Afeto na arte e arte da afetação

Acabou de ser lançado na Europa o 1º disco do cantor francês Sliimy, intitulado Paint Your Face. Sliimy ficou conhecido por ter regravado e divulgado pelo site YouTube, a exemplo de Lily Allen, a canção “Womanizer” de Britney Spears. Recentemente, fez seu coming out na televisão francesa e sua orientação sexual está nitidamente celebrada ao longo desse disco. Entretanto, mesmo que tudo isso não passe de uma hábil campanha de divulgação, há de se reconhecer que esse primeiro trabalho é muito agradável. Cumpre totalmente sua tarefa de ser um disco perfeito para alegrar a chegada da primavera européia ao misturar com certo êxito os ingredientes musicais e figurativos que fizeram o sucesso dos primeiros trabalhos de Mika e Lily Allen (definitivamente uma referência para Sliimy). Vejam o clipe bem divertido do primeiro single, ”Wake up”, no seguinte endereço: http://www.youtube.com/watch?v=pccguTaYDLQ&feature=related

Todavia, voltando às declarações de Sliimy que repercutiram positivamente para a divulgação do disco, há de se reconhecer que a arte da afetação sempre foi uma forma recorrente de expressão do afeto na arte. E se a evolução da moral e dos costumes, embora ainda imperfeita, permite e favorece a revelação da orientação sexual (mesmo que ainda reservada a certa “elite” sócio-econômico-cultural e ritualizada pelo coming out batismal), sempre houve uma absolvição subjacente do público para quem se vestisse de uma aura de afetação no intuito de representar sua arte e, consequentemente, transmitir suas emoções.

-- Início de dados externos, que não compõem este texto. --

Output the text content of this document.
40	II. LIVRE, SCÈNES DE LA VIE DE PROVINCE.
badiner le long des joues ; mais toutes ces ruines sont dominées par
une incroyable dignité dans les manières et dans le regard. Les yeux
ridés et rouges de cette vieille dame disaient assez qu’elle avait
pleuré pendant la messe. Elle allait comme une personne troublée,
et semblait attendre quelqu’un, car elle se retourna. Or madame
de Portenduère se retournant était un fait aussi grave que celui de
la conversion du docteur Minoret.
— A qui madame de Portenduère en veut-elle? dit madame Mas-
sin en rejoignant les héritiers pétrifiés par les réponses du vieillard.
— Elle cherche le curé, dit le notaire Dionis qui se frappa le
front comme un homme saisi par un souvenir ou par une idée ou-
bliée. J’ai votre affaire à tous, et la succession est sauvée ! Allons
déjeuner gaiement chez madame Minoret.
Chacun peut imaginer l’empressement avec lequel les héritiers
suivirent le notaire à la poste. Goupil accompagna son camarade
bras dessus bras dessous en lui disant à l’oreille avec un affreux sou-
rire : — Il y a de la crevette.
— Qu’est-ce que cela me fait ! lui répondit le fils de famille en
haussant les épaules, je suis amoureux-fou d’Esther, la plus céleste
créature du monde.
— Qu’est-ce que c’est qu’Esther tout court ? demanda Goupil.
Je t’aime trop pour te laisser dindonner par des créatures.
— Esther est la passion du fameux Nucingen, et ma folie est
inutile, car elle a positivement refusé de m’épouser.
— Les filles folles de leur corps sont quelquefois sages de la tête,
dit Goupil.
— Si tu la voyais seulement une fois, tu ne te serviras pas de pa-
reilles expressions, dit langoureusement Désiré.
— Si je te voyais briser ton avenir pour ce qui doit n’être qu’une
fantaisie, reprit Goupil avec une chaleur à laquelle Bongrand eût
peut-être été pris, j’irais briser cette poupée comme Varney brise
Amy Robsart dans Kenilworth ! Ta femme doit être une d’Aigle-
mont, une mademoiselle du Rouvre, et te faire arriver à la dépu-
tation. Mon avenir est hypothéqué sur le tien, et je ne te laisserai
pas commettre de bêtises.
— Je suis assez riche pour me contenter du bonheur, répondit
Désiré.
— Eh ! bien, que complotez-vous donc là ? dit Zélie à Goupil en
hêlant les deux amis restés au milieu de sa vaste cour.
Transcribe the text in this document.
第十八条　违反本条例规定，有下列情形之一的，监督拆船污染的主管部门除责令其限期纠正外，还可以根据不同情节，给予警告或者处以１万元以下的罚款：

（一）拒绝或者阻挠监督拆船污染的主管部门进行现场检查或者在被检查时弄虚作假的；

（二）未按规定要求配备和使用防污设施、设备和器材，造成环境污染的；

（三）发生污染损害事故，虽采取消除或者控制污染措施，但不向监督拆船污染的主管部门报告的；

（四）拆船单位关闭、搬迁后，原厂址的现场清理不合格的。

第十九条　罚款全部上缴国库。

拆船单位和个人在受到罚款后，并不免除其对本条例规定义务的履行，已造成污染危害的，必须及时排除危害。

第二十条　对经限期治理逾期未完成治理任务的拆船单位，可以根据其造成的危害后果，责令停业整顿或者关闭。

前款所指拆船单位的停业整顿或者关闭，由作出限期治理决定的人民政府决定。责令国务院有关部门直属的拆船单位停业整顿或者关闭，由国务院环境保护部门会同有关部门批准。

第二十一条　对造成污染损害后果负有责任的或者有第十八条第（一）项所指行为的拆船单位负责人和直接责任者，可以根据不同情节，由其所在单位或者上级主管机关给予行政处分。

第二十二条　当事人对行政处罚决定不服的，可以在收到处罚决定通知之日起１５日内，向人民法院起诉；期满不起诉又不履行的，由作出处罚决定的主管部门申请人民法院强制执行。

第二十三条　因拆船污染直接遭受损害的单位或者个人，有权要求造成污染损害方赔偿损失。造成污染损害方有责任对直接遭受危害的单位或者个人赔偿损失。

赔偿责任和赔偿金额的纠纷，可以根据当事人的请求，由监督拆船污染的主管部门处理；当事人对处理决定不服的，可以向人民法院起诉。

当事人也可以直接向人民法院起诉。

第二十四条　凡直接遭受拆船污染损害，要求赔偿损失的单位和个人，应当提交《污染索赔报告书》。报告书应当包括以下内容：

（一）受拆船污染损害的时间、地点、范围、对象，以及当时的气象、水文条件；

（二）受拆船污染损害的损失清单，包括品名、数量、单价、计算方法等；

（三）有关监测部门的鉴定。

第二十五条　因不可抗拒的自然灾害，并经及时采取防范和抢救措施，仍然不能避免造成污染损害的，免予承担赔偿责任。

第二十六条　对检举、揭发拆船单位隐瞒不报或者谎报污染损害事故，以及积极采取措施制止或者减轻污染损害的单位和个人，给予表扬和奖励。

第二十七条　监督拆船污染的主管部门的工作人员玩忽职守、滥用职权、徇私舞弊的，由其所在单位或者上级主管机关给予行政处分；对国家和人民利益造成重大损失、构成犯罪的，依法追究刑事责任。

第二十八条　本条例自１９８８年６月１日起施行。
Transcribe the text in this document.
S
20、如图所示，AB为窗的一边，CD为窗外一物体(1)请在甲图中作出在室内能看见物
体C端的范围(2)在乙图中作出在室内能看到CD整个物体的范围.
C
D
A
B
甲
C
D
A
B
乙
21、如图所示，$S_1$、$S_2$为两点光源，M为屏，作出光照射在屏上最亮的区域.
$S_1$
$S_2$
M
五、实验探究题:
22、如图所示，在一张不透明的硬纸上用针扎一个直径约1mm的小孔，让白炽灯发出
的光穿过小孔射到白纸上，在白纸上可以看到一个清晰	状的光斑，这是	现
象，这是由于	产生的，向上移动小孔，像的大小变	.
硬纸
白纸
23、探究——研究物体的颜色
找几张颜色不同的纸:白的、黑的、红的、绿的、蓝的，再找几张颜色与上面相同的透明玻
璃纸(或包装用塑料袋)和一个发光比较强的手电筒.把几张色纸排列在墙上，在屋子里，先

E se os reis europeus da Renascença e do Século das Luzes não hesitavam em enfeitar-se com joias, plumas, bordados, perucas, além de maquilagem, em uma ostentação de poder e riqueza teatralizada de forma pavonesca, alguns de nossos astros atuais, independentemente da expressão artística que escolheram, utilizam-se de símbolos semelhantes a fim de convidar a audiência a coroá-los e até sacralizá-los por meio de rituais pagãos, como é caso de Ney Matogrosso, Cauby Peixoto, John Galliano ou Freddie Mercury, entre outros.

Justamente porque a representação teatralizada dessa coroação funciona como um artefato que desnatura o próprio ato, ou seja, torna-o não natural e meramente representativo e simbólico, há uma aceitação ampla da afetação por parte do público, que vai além de todos os preconceitos sexuais e desarma qualquer ironia ou zombaria. Por outro lado, essa afetação, por ser ousada, funciona como uma rebeldia moral e sexual transgressiva com a qual o público se identifica de forma prazerosa.

Se seguirmos esse raciocínio como vetor, ao percorrermos as variantes da expressão da afetação dentro do ritual da representação artística, perceberemos que, por trás das diferentes formas de representação, existe uma analogia na finalidade do ato que é apenas a manifestação apurada do afeto por meio da arte.

E finalmente, ao se utilizar da afetação, o artista mostra seu afeto, despindo-se aos poucos, até ficar nu diante do público. E assim, ao mostrar sua própria nudez por meio da afetação, que em si é uma forma exacerbada da manifestação da emoção, ele acaba por magnificar sua própria emoção e conquistar o afeto do público em retribuição a esse ato de total entrega.

Para outras informações, recomendo os seguintes sites: http://www2.uol.com.br/neymatogrosso/; http://www.cauby.com.br/; http://www.mikasounds.com/; http://www.myspace.com/sliimy; http://www.johngalliano.com/

quarta-feira, 25 de março de 2009

A divina comédia - Ignorantus, ignoranta, ignorantum!


(cena de O doente imaginário de Molière)

Ser ou não ser antenado? Eterno dilema. Estar por dentro do babado, do hype. Grande preocupação para quem busca espelhar-se em reflexos alheios, em uma vã procura pela própria identidade.

Frequentemente, deparo-me com matérias, comentários, resenhas, críticas de pessoas que se pretendem antenadas e que usam isso como se fosse sinônimo de certo estatuto. Como se o fato de ter ouvido falar, ter visto, ter lido fosse uma alavanca social, desvinculada de qualquer apreciação do valor do conteúdo. Como se o conhecimento se medisse por volume, tamanho, e não qualidade. Como se a informação fosse uma comida pronta vendida por quilo.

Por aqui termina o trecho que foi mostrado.